Chanur’s Homecoming by CJ Cherryh

“What should I care,” Pyanfar said, “if I were dead? But never doubt that my crew is prepared to do that.”

“Martyr,” Jik said in his hoarse voice, and hauled himself by his arms on the chair to face Sikkukkut: he rested there leaning on the upraised arch of the chair legs, head on forearms and a grin on his face. “She hani. She tell crew blow us all to hell, they do it. You deal with damn fine hani crew. Same be lot brave for you. You got use right.”

More profound silence. Then Sikkukkut lifted his cup and lapped at it delicately. “Bravery. This is another of those words which sounds kifish until one looks more deeply at the mindset. I distrust it. I distrust it profoundly.”

“Just consider it,” said Pyanfar, “a longrange survival plan. But don’t consider it.” She waved her hand. “What I’m truly interested in, what I’m sure we’re all interested in, is what we do about Meetpoint, hakkikt. You want Jik’s cooperation: I can get it for you.”

“I remind you that you failed miserably with Goldtooth. We assume that you failed there. In certain moments I wonder.”

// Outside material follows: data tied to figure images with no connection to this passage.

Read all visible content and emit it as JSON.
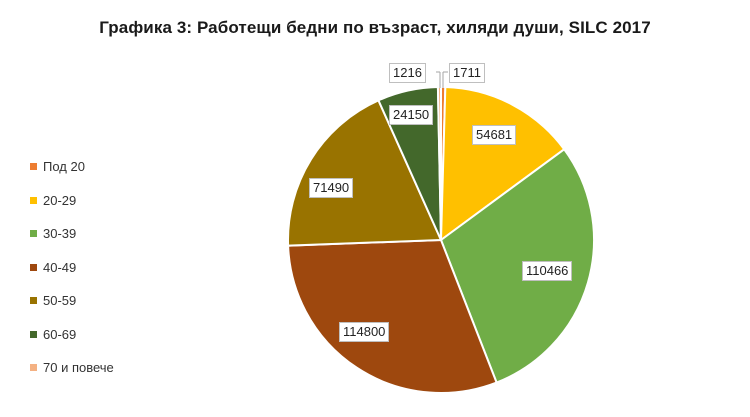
{
  "chart_data": {
    "type": "pie",
    "title": "Графика 3: Работещи бедни по възраст,  хиляди души, SILC 2017",
    "categories": [
      "Под 20",
      "20-29",
      "30-39",
      "40-49",
      "50-59",
      "60-69",
      "70 и повече"
    ],
    "values": [
      1711,
      54681,
      110466,
      114800,
      71490,
      24150,
      1216
    ],
    "colors": [
      "#ED7D31",
      "#FFC000",
      "#70AD47",
      "#9E480E",
      "#997300",
      "#43682B",
      "#F4B183"
    ],
    "start_angle": "top (12 o'clock), clockwise",
    "legend_position": "left",
    "data_labels": true
  },
  "labels": {
    "title": "Графика 3: Работещи бедни по възраст,  хиляди души, SILC 2017",
    "legend": [
      "Под 20",
      "20-29",
      "30-39",
      "40-49",
      "50-59",
      "60-69",
      "70 и повече"
    ],
    "values": [
      "1711",
      "54681",
      "110466",
      "114800",
      "71490",
      "24150",
      "1216"
    ]
  }
}
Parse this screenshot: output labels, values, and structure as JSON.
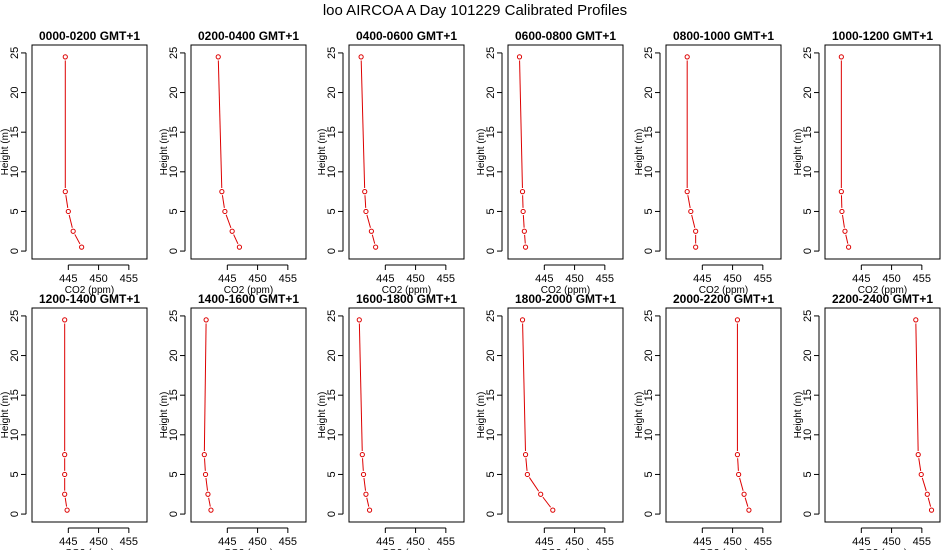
{
  "title": "loo AIRCOA A  Day 101229  Calibrated Profiles",
  "chart_data": {
    "type": "scatter",
    "title": "loo AIRCOA A  Day 101229  Calibrated Profiles",
    "xlabel": "CO2 (ppm)",
    "ylabel": "Height (m)",
    "xlim": [
      439,
      458
    ],
    "ylim": [
      -1,
      26
    ],
    "xticks": [
      445,
      450,
      455
    ],
    "yticks": [
      0,
      5,
      10,
      15,
      20,
      25
    ],
    "line_color": "#dd0000",
    "panels": [
      {
        "title": "0000-0200 GMT+1",
        "heights": [
          24.5,
          7.5,
          5,
          2.5,
          0.5
        ],
        "co2": [
          444.5,
          444.5,
          445.0,
          445.8,
          447.2
        ]
      },
      {
        "title": "0200-0400 GMT+1",
        "heights": [
          24.5,
          7.5,
          5,
          2.5,
          0.5
        ],
        "co2": [
          443.5,
          444.1,
          444.6,
          445.8,
          447.0
        ]
      },
      {
        "title": "0400-0600 GMT+1",
        "heights": [
          24.5,
          7.5,
          5,
          2.5,
          0.5
        ],
        "co2": [
          441.0,
          441.6,
          441.8,
          442.7,
          443.4
        ]
      },
      {
        "title": "0600-0800 GMT+1",
        "heights": [
          24.5,
          7.5,
          5,
          2.5,
          0.5
        ],
        "co2": [
          440.9,
          441.4,
          441.5,
          441.7,
          441.9
        ]
      },
      {
        "title": "0800-1000 GMT+1",
        "heights": [
          24.5,
          7.5,
          5,
          2.5,
          0.5
        ],
        "co2": [
          442.5,
          442.5,
          443.1,
          443.9,
          443.9
        ]
      },
      {
        "title": "1000-1200 GMT+1",
        "heights": [
          24.5,
          7.5,
          5,
          2.5,
          0.5
        ],
        "co2": [
          441.7,
          441.7,
          441.8,
          442.3,
          442.9
        ]
      },
      {
        "title": "1200-1400 GMT+1",
        "heights": [
          24.5,
          7.5,
          5,
          2.5,
          0.5
        ],
        "co2": [
          444.4,
          444.4,
          444.4,
          444.4,
          444.8
        ]
      },
      {
        "title": "1400-1600 GMT+1",
        "heights": [
          24.5,
          7.5,
          5,
          2.5,
          0.5
        ],
        "co2": [
          441.5,
          441.2,
          441.4,
          441.8,
          442.3
        ]
      },
      {
        "title": "1600-1800 GMT+1",
        "heights": [
          24.5,
          7.5,
          5,
          2.5,
          0.5
        ],
        "co2": [
          440.7,
          441.2,
          441.4,
          441.8,
          442.4
        ]
      },
      {
        "title": "1800-2000 GMT+1",
        "heights": [
          24.5,
          7.5,
          5,
          2.5,
          0.5
        ],
        "co2": [
          441.4,
          441.9,
          442.2,
          444.4,
          446.4
        ]
      },
      {
        "title": "2000-2200 GMT+1",
        "heights": [
          24.5,
          7.5,
          5,
          2.5,
          0.5
        ],
        "co2": [
          450.8,
          450.8,
          451.0,
          451.9,
          452.7
        ]
      },
      {
        "title": "2200-2400 GMT+1",
        "heights": [
          24.5,
          7.5,
          5,
          2.5,
          0.5
        ],
        "co2": [
          454.0,
          454.4,
          454.9,
          455.9,
          456.6
        ]
      }
    ]
  }
}
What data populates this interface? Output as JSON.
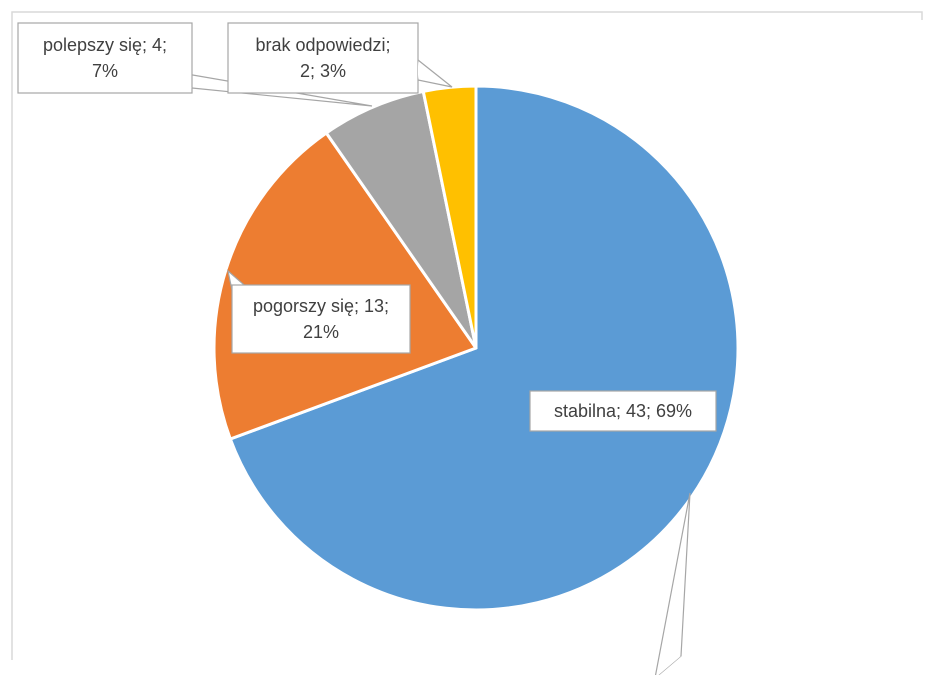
{
  "chart_data": {
    "type": "pie",
    "title": "",
    "legend": "none",
    "start_angle_deg": 0,
    "direction": "clockwise",
    "slices": [
      {
        "name": "stabilna",
        "value": 43,
        "percent": "69%",
        "color": "#5b9bd5",
        "label_lines": [
          "stabilna; 43; 69%"
        ]
      },
      {
        "name": "pogorszy się",
        "value": 13,
        "percent": "21%",
        "color": "#ed7d31",
        "label_lines": [
          "pogorszy się; 13;",
          "21%"
        ]
      },
      {
        "name": "polepszy się",
        "value": 4,
        "percent": "7%",
        "color": "#a5a5a5",
        "label_lines": [
          "polepszy się; 4;",
          "7%"
        ]
      },
      {
        "name": "brak odpowiedzi",
        "value": 2,
        "percent": "3%",
        "color": "#ffc000",
        "label_lines": [
          "brak odpowiedzi;",
          "2; 3%"
        ]
      }
    ]
  }
}
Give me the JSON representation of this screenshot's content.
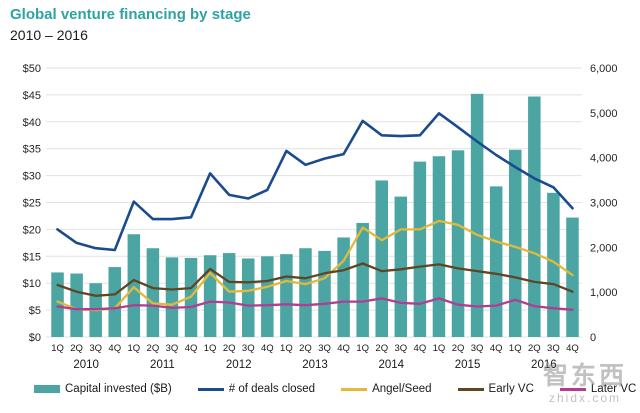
{
  "title": "Global venture financing by stage",
  "subtitle": "2010 – 2016",
  "colors": {
    "bar": "#4BA6A3",
    "deals_line": "#1B4B8F",
    "angel_line": "#E2B93B",
    "early_line": "#5F4524",
    "later_line": "#B03D92",
    "grid": "#E2E2E2",
    "axis_text": "#262626",
    "title_teal": "#2EA3A3"
  },
  "legend": [
    {
      "label": "Capital invested ($B)",
      "swatch": "bar",
      "color": "#4BA6A3"
    },
    {
      "label": "# of deals closed",
      "swatch": "line",
      "color": "#1B4B8F"
    },
    {
      "label": "Angel/Seed",
      "swatch": "line",
      "color": "#E2B93B"
    },
    {
      "label": "Early VC",
      "swatch": "line",
      "color": "#5F4524"
    },
    {
      "label": "Later VC",
      "swatch": "line",
      "color": "#B03D92"
    }
  ],
  "watermark": {
    "logo": "智东西",
    "site": "zhidx.com"
  },
  "chart_data": {
    "type": "bar",
    "subtype": "combo-bar-line",
    "title": "Global venture financing by stage",
    "subtitle": "2010 – 2016",
    "grid": true,
    "legend_position": "bottom",
    "x_quarter_labels": [
      "1Q",
      "2Q",
      "3Q",
      "4Q",
      "1Q",
      "2Q",
      "3Q",
      "4Q",
      "1Q",
      "2Q",
      "3Q",
      "4Q",
      "1Q",
      "2Q",
      "3Q",
      "4Q",
      "1Q",
      "2Q",
      "3Q",
      "4Q",
      "1Q",
      "2Q",
      "3Q",
      "4Q",
      "1Q",
      "2Q",
      "3Q",
      "4Q"
    ],
    "x_year_labels": [
      "2010",
      "2011",
      "2012",
      "2013",
      "2014",
      "2015",
      "2016"
    ],
    "left_axis": {
      "min": 0,
      "max": 50,
      "tick_step": 5,
      "tick_labels": [
        "$0",
        "$5",
        "$10",
        "$15",
        "$20",
        "$25",
        "$30",
        "$35",
        "$40",
        "$45",
        "$50"
      ]
    },
    "right_axis": {
      "min": 0,
      "max": 6000,
      "tick_step": 1000,
      "tick_labels": [
        "0",
        "1,000",
        "2,000",
        "3,000",
        "4,000",
        "5,000",
        "6,000"
      ]
    },
    "bar_series": {
      "name": "Capital invested ($B)",
      "axis": "left",
      "values": [
        12.0,
        11.8,
        10.0,
        13.0,
        19.1,
        16.5,
        14.8,
        14.7,
        15.2,
        15.6,
        14.6,
        15.0,
        15.4,
        16.5,
        16.0,
        18.5,
        21.2,
        29.1,
        26.1,
        32.6,
        33.6,
        34.7,
        45.2,
        28.0,
        34.8,
        44.7,
        26.8,
        22.2
      ]
    },
    "line_series": [
      {
        "name": "# of deals closed",
        "axis": "right",
        "color_key": "deals_line",
        "values": [
          2400,
          2100,
          1980,
          1940,
          3020,
          2630,
          2630,
          2670,
          3650,
          3170,
          3090,
          3280,
          4150,
          3840,
          3980,
          4080,
          4820,
          4500,
          4480,
          4500,
          4990,
          4680,
          4360,
          4060,
          3790,
          3540,
          3340,
          2870
        ]
      },
      {
        "name": "Angel/Seed",
        "axis": "right",
        "color_key": "angel_line",
        "values": [
          790,
          620,
          600,
          640,
          1110,
          750,
          720,
          900,
          1430,
          1010,
          1030,
          1120,
          1250,
          1180,
          1310,
          1700,
          2440,
          2160,
          2400,
          2400,
          2590,
          2500,
          2280,
          2130,
          2010,
          1870,
          1680,
          1380
        ]
      },
      {
        "name": "Early VC",
        "axis": "right",
        "color_key": "early_line",
        "values": [
          1160,
          1010,
          920,
          950,
          1270,
          1090,
          1060,
          1090,
          1520,
          1230,
          1220,
          1250,
          1350,
          1310,
          1420,
          1490,
          1640,
          1470,
          1510,
          1570,
          1620,
          1530,
          1470,
          1410,
          1330,
          1230,
          1180,
          1010
        ]
      },
      {
        "name": "Later VC",
        "axis": "right",
        "color_key": "later_line",
        "values": [
          680,
          620,
          620,
          640,
          710,
          700,
          650,
          670,
          790,
          770,
          700,
          710,
          730,
          710,
          740,
          790,
          790,
          860,
          760,
          740,
          860,
          720,
          680,
          700,
          830,
          690,
          640,
          610
        ]
      }
    ]
  }
}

“In certain moments / wonder, hakkikt; and I still don’t know what he’s up to. I’m more concerned what the humans are up to; and I can tell you plainly-” she held up a forefinger, claw extended,-“Tully doesn’t know. I’ve questioned him closely on it, and I know when that son is lying and when he isn’t. He was a courier who didn’t know his own message; Goldtooth used him and dumped him, which is a little habit of Goldtooth’s that I want to talk to him about. Goldtooth doublecrossed Tully, doublecrossed Jik. Double-crossed me. And to confuse it all he gave me help, in the form of medical supplies we needed. / don’t know how to read his signals. I’m being perfectly frank with you. I can tell you that Ehrran and I aren’t friendly; and she’s dealing with the stsho, which I trust even less. That’s where I stand. I want Jik back. Under my command, hakkikt.'”

“Damn,” Jik said. “Hani-”

“He’s honest,” Pyanfar said. “If you do that favor to him, at my request, he’ll be caught in a moral tangle his government won’t like at all. But we don’t need to tell them that, do we? And we don’t need to leave Goldtooth alone to represent the mahendo’sat. Jik supports your side. And if you lose him, hakkikt, you’ll have no chance in a mahen hell of getting the mahendo’sat to make any treaty. Give him to me. I can handle him.”

“Prove it now. Get the truth from him. Have him say where the humans are going, what Ismehanan-min said to him before he left, and what agreements he knows of with the methane-folk.”

Pyanfar let go her breath slowly. Her laboring heart found a new level of panic.

Fool. Now you get what you bargained for. Don’t you, Pyanfar?

But what else is there to do? How do we win anything without this kif?

She looked toward Jik as he shifted his hold on the chair to face her direction. A fine dew of perspiration had broken out around his eyes, running down into his black fur; his eyes glittered in the orange light and the darkness, and there were lines about them she was not accustomed to see there. “Jik,” she said. “You heard him. You know what he wants.”

“I know,” Jik said, with no intimation he was going to say a thing.

“Listen.” She reached out and took hold of his arm where it rested on the chair; she smelled the sweat and there was the stink of drugs in it; drugs and raw terror. “Jik. I need you. Hear? Hear me?”

Jik’s face twisted, showed teeth, settled again in exhaustion. His eyes shut and he got them open again. “Get hell out. Hear?” And he meant more than get out of Harukk: she read that plainly.

“If the hakkikt fails,” she said, “what does that leave us with? Jik. Jik-” There’s a reason I can’t tell you. She tried to send that with her eyes, with the sudden force of her hand; and with her thumb-claw, dug in so hard he winced.